桐生帝の皇子。次の帝となる身分でありながら、九条家の血を引くことから政敵の三条家ににらまれており、その将来は不安視されていた。が、本人は至って明るくふるまい、屈託のない性格のために下々の者に慕われていた。また、紫蘭の唯一の友人でもあった。

三条家により無実の罪に問われ、取り調べと称する拷問の末に若くして死亡。世にその死は自刃と伝わった。誰かに似ているかもしれない……




枳殻からたちの女御

帝に仕えていた后。たおやかな筝の名手。妹の中の君とともに枳殻の姉妹と呼ばれていた。父娘おやこ三人で世を遠ざけて暮らしていたが、父親を亡くした後、その美しさに目をつけた三条家の人々により柏木右大臣の養女にされ、さらには妹を人質に無理やり入内させられる。

その後、帝の御子を懐妊するが、出産を迎えるより早く京が滅ぼされてしまう。我が身と我が子の破滅を見通しつつも、そして京姫を慈しみつつも、最後の后として民の無念を晴らすべく、姫の処刑を命じた高貴なる女人。



【玉藻国神話】

あまつ乙女

玉藻国における創世神。先の世が終わったとき、他の神々が遠く旅立つなかでただ一人この世界に留まられたあまつ神。一人残された乙女の涙が川となり、その川底に玉藻の国が生まれたとされる。玉藻の国の人々に深く信仰されている。

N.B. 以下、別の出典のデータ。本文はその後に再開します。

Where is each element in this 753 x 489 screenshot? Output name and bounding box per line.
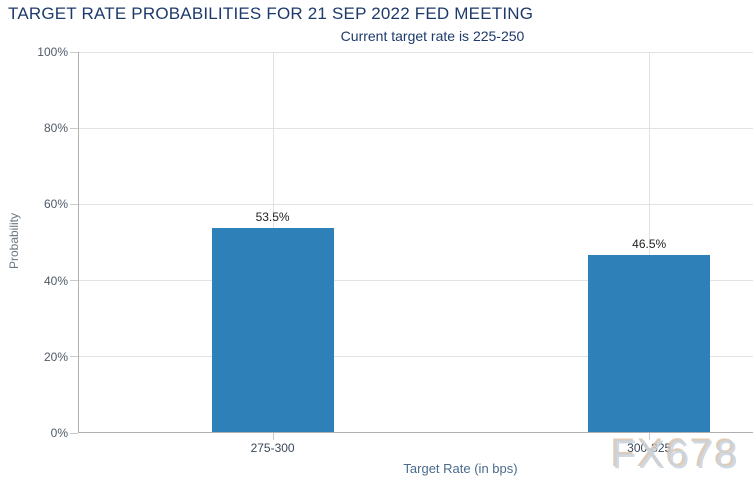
y-axis-tick (70, 356, 78, 358)
y-axis-tick (70, 203, 78, 205)
plot-area: 0% 20% 40% 60% 80% 100% 53.5% 275-300 46.5% 300-3… (37, 45, 753, 455)
watermark: FX678 (612, 433, 740, 477)
h-gridline (78, 203, 753, 205)
y-axis-title: Probability (7, 212, 21, 270)
y-tick-label: 60% (43, 197, 68, 212)
h-gridline (78, 280, 753, 282)
bar-value-label: 46.5% (632, 237, 667, 251)
v-gridline (649, 52, 650, 433)
y-tick-label: 100% (37, 45, 68, 59)
y-axis-tick (70, 432, 78, 434)
x-axis-tick (273, 433, 274, 440)
x-axis-title: Target Rate (in bps) (403, 461, 518, 476)
chart-subtitle: Current target rate is 225-250 (340, 28, 525, 44)
y-axis-tick (70, 51, 78, 53)
bar-300-325[interactable] (588, 255, 710, 432)
y-axis-tick (70, 280, 78, 282)
y-tick-label: 20% (43, 349, 68, 364)
h-gridline (78, 356, 753, 358)
y-tick-label: 40% (43, 273, 68, 288)
h-gridline (78, 51, 753, 53)
x-category-label: 275-300 (250, 441, 295, 455)
chart-title: TARGET RATE PROBABILITIES FOR 21 SEP 202… (8, 4, 534, 23)
x-category-label: 300-325 (627, 441, 672, 455)
y-tick-label: 0% (50, 426, 68, 440)
bar-value-label: 53.5% (255, 210, 290, 224)
y-tick-label: 80% (43, 121, 68, 136)
bar-275-300[interactable] (212, 228, 334, 432)
x-axis-line (78, 432, 753, 433)
y-axis-tick (70, 127, 78, 129)
y-axis-line (78, 52, 79, 433)
h-gridline (78, 127, 753, 129)
x-axis-tick (649, 433, 650, 440)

白菊帝しらぎくてい天有明星命あめのありあけぼしのみこと

天つ乙女の御子。父親はなく、天つ乙女がただ、おのれの涙の川に押し流された星々をみて「なんと美しいのだろう」と言われたことにより身ごもった子だとされる。その後、天つ乙女により玉藻の国に降ろされ、四神を征伐し、国を統べる存在となった。天有明星命とは白菊帝として即位される前の天つ神としての名前である。




桜乙女さくらおとめ

玉藻の国の乙女。一本菊ひともとぎくの下に降ろされた白菊帝を見つけ、天つ乙女の命令でまだ赤子だった帝を養育した。その後、帝の成人とともにその妻となり、夫の四神征伐を助けるが、旅の途中で朱雀に食い殺され、命を落としたとされる。




稲城乙女いなきおとめ

桜乙女の妹。白菊帝即位後、皇后となった。悪しき神を崇める黄櫨はぜの一族が反乱を起こした際は、四神を従えて戦いを鎮めた。以後、稲城乙女は醜い禽獣の姿しか持たぬ四神たちに乙女の姿を許し、自らは京姫を名乗って玉藻の国の京を守護する姫巫女となったとされる。




天満月媛命あめのみちつきひめのみこと

月の女神。玉藻の国の人々には死後の世界を司る女神として信仰される。天つ乙女の歔欷によって日の女神とともに涙の川から浮かび上がるも、天つ乙女がその輝きを眩しがったために我が身を恥じて身を隠してしまった。以降、日は昼の世界を、月は夜の世界を分掌して支配することとなったとされる。